Commentaire n°3 posté par Ambre le 30/09/2010 à 09h40
C'est vrai que ça les a fait réagir. Il y en a même eu un pour lui conseiller d'écrire des polars.
Réponse de PhA le 30/09/2010 à 09h45
Ah ah ah! excellent!
Commentaire n°4 posté par Ambre le 30/09/2010 à 10h24
Et assez bien vu aussi, en fait, quand on lit le texte en détail. Le plaisir de voir ce qui ne saute pas à l'oeil, c'est le début de la lecture.
Réponse de PhA le 30/09/2010 à 10h33
Et de l'écriture.
Commentaire n°5 posté par Moons le 30/09/2010 à 11h57
Ne nous précipitons pas !
Réponse de PhA le 30/09/2010 à 22h34
de la grande supériorité de la littérature sur la philosophie : savoir faire place au silence, savoir se taire.

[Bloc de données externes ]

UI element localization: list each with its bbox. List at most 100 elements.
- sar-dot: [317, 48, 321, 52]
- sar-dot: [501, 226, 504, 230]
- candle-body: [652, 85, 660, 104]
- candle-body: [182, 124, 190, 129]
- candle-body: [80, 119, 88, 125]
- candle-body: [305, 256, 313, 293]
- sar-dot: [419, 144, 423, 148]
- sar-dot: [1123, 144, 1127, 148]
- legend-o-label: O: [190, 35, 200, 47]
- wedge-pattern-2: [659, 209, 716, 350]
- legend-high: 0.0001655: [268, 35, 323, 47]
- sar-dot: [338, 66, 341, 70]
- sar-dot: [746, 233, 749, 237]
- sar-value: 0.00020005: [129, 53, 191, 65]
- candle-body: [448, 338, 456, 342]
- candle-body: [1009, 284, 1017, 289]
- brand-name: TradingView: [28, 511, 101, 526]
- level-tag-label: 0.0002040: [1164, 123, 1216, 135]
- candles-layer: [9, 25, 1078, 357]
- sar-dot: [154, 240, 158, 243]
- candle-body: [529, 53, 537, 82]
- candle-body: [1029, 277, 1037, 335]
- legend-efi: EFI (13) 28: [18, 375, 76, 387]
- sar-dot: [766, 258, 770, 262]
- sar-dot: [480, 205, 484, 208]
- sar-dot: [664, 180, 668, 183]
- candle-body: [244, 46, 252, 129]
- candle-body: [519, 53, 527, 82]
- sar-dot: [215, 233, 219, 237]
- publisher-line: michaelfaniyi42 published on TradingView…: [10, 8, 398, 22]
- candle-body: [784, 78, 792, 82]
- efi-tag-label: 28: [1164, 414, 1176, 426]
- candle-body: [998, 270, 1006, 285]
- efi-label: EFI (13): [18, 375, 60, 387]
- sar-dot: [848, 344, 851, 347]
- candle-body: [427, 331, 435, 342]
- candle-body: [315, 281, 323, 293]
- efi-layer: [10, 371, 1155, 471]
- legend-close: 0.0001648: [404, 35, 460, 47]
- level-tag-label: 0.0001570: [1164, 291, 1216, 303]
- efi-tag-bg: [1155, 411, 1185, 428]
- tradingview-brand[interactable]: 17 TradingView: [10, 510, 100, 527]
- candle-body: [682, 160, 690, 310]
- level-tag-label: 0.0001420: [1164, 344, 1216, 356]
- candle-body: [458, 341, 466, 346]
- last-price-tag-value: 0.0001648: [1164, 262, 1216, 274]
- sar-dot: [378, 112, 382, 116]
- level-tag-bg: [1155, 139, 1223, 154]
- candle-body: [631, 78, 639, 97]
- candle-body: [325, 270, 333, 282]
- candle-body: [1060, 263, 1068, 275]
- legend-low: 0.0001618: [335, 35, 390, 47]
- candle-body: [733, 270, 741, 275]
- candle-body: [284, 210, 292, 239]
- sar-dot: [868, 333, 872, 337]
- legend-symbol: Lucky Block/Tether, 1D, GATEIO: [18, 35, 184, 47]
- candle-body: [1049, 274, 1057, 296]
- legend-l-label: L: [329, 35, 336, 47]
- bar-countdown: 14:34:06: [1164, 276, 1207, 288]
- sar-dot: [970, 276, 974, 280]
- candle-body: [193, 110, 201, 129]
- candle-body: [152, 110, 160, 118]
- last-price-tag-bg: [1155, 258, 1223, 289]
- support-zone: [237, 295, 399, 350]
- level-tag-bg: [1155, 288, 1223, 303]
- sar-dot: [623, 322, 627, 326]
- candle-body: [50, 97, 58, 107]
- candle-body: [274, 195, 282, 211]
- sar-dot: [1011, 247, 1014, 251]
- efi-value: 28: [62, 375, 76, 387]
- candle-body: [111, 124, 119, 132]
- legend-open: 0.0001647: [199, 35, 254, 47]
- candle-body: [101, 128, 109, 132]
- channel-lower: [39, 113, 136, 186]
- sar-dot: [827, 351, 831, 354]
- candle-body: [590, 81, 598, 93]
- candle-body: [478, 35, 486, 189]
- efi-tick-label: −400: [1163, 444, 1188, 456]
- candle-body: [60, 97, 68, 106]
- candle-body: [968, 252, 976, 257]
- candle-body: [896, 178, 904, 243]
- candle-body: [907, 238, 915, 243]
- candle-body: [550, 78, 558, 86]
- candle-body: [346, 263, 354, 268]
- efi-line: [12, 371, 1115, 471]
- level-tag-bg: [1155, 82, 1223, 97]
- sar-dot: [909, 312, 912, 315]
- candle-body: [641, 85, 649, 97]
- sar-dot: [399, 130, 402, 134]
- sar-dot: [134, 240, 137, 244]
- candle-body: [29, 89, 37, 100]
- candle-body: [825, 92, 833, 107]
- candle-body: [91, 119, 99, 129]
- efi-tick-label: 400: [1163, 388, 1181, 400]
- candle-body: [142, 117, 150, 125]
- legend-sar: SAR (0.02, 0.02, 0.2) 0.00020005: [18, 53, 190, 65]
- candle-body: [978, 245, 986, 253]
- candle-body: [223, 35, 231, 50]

Commentaire n°6 posté par Aléna le 30/09/2010 à 12h13
Je ne connais rien à la philo - mais grâce à vous je peux me taire sur le sujet : ça me donnera toujours le dernier mot.
Réponse de PhA le 30/09/2010 à 22h36
Sommes cachés derrière les roseaux avec ses sentiments, le coeur battant, avant que ne surgisse le lion.
Commentaire n°7 posté par quotiriens le 30/09/2010 à 13h56
Alors nous sommes cachés tout contre la Maréchale.
Réponse de PhA le 30/09/2010 à 22h41
A la relecture, je me dis que certains ont l'esprit mal tourné. Que dis-je mal tourné ? Détourné !
Commentaire n°8 posté par Moons le 30/09/2010 à 15h12
Mais il faut avoir l'esprit mal tourné ! Frédéric ne l'a pas assez, voyez le résultat.
Réponse de PhA le 30/09/2010 à 22h42
Payé pour sans le leur dire faire leur éducation.
Commentaire n°9 posté par albin le 30/09/2010 à 23h17
sentimentale ?
Réponse de PhA le 01/10/2010 à 09h47
... En espérant qu'ils se débrouillent mieux que Frédéric.
Commentaire n°10 posté par Nadège le 01/10/2010 à 09h44
On leur souhaite !
Réponse de PhA le 01/10/2010 à 09h47
J'abandonne volontiers cette midinette de madame Bovary pour ce pusillanime de Frédéric Moreau. C'est madame Ratée qui a retenu l'attention et non monsieur.
Commentaire n°11 posté par Zoë le 04/10/2010 à 21h30
L'éducation sentimentale et Bouvard et Pécuchet sont deux Flaubert préférés, d'ailleurs je pensais aux deux en même temps en écrivant mon premier roman.